I've been depressed, suicidal, diagnosed with anxiety, OCD, anorexia, and so on since I was around 6 or so (fun times!), and had a lot of bad events and toxic personal relationships in life and the genetical mental health is very much stacked against me. And, I've never been able to get myself to really admit to someone that I wanted or needed help, specifically of a chemical variety.
Over the past few months, I've gotten to a strange point. I've moved out and that has helped me in so many ways. Mainly, without having to take care of people around me, I've started actually wondering if I should take care of myself. But, I'm noticing a lot of bad patterns in my mental health and I think, well, I don't think I want to keep living like this.
I'll have a few days, maybe a week/week and a half, where I am so happy. I love myself, my appearance, my friends, my life, and everything is a joy. And it's wonderful.
And then it's gone.
And for a week, usually two, I am so miserable and so full of self-hatred and nothing in life seems worth it or exciting. All the happiness is gone and I'm empty and beyond all else, sad. I feel imprisoned by my own company.
It's just this wave of up and down and it's...tiring. But, I've always told myself I don't need to ask for help because I still make myself do my work, I'm still productive, I still go through all the motions...When I'm sad, I think help seems futile, when I'm happy, I think anyone would laugh at me if I said I have a problem.
But, even if I don't know how to diagnose it or what is quite going on, I'm just...tired of feeling like this and staring to realize maybe there is a better way to not be living in fear of when the happy period will end or if the sad period will end.

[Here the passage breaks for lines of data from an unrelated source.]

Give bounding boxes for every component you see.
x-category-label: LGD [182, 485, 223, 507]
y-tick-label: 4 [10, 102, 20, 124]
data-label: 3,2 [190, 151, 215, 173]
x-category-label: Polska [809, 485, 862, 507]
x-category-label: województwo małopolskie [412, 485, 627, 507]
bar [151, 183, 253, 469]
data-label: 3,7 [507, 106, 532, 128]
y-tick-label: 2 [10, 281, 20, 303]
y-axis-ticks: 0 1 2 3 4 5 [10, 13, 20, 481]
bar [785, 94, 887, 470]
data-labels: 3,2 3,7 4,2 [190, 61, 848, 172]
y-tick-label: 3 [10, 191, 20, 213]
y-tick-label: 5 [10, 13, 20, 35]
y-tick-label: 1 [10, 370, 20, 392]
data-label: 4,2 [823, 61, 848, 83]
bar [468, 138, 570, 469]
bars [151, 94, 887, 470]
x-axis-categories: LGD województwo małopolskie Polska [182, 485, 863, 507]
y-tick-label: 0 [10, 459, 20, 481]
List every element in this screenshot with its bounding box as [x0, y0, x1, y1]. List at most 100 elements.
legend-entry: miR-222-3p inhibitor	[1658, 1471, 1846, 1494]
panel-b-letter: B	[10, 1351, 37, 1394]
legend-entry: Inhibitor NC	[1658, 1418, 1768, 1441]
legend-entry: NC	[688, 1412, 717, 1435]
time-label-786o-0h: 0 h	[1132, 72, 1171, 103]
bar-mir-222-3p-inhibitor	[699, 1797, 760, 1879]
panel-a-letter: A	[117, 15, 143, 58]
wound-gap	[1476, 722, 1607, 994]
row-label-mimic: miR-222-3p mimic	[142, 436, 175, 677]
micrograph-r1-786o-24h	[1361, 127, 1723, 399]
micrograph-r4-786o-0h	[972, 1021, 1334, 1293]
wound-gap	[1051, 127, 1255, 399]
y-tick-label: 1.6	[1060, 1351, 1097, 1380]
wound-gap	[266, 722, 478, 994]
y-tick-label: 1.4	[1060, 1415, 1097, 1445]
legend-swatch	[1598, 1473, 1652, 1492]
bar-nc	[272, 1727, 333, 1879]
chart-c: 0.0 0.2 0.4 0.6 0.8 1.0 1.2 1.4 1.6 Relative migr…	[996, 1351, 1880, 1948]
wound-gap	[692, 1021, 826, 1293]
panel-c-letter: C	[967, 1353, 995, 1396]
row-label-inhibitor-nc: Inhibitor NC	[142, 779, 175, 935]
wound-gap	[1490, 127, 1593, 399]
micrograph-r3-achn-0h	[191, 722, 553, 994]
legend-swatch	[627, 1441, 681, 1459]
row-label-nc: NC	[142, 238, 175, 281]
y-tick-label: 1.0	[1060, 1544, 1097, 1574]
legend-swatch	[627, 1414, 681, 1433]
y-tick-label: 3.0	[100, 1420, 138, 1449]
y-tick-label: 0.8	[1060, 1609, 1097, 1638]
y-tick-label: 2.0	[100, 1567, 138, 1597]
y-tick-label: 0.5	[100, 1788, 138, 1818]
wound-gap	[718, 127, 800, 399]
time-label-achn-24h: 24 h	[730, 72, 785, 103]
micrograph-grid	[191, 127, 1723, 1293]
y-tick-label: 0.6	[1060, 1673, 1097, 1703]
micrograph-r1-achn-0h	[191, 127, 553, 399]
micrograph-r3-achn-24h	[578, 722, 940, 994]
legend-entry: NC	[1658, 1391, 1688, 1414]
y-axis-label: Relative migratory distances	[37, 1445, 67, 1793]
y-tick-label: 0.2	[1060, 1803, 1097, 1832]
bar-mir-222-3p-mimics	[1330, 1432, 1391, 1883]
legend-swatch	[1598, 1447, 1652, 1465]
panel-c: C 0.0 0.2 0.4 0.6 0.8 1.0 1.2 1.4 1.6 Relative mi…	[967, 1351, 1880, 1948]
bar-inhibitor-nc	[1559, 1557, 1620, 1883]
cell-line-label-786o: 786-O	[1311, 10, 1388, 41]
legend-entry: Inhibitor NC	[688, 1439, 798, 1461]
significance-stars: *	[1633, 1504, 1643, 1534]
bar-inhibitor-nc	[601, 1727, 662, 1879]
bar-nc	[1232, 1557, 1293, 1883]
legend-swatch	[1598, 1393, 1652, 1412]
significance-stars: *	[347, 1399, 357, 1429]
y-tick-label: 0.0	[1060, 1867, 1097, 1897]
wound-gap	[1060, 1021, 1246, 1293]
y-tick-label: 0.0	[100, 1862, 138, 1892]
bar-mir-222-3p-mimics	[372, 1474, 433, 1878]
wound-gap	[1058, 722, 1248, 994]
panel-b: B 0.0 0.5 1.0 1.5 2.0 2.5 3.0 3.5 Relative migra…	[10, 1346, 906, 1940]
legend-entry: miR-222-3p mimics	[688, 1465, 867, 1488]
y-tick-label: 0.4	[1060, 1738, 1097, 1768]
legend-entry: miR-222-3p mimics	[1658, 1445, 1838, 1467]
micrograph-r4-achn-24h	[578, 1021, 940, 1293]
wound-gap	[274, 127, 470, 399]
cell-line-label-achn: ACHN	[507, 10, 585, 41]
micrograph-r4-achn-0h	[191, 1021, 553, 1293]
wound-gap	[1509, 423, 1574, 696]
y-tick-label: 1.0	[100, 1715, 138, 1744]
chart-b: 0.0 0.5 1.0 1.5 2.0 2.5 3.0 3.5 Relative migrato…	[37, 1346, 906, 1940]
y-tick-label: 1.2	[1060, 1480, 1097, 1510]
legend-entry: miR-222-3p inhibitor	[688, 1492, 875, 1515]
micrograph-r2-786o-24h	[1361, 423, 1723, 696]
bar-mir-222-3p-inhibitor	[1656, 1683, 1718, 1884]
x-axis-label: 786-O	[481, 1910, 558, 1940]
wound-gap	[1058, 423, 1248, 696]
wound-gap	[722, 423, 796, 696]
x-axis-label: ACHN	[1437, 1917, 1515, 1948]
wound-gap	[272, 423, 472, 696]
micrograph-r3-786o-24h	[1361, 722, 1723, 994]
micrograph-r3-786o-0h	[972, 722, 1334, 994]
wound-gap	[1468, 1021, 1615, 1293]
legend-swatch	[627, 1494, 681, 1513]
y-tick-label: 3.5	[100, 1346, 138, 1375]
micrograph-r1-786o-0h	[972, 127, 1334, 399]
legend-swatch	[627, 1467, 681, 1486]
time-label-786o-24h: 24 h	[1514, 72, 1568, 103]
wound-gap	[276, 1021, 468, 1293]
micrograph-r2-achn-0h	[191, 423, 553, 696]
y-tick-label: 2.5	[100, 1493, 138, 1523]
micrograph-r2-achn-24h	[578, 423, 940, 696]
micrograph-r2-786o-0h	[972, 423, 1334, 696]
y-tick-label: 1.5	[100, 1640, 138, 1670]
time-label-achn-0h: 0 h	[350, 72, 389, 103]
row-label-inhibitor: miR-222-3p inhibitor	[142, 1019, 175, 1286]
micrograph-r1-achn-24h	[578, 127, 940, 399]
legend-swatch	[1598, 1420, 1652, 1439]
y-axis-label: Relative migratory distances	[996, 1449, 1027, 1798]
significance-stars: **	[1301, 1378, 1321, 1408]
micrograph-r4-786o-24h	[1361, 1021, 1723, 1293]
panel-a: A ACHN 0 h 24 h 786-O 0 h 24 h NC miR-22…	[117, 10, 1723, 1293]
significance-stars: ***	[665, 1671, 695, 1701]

How do people convince themselves that it's worth it to ask for help? How do I figure out what's going on in my head, in my brain, and actually explain it without just chickening out of seeking help? I guess I just wish someone could help me understand why I'm like this, if there's a chemical or other solution (I've been in talk therapy for about 12 years, not going anywhere because I'm not great at, well, sharing.), or if that's just how it is.
Feelings and emotions regarding depression, anxiety and other health issues.
2 posts • Page 1 of 1
I could immediately relate to your post since i go through somewhat similarly, periods of immense happiness than a sudden low which makes it difficult to grapple on. The last few years also revealed a pattern - whenever i am a part of a group which goes to villages and serves people - like distribution of food to the poor or medicines etc - i feel immensely happy and when the event passes on i tend to turn south. My resolution is to continue to be part of social activities in order to turn my attention outward to understand and empathize with others than focusing too much of my own pain.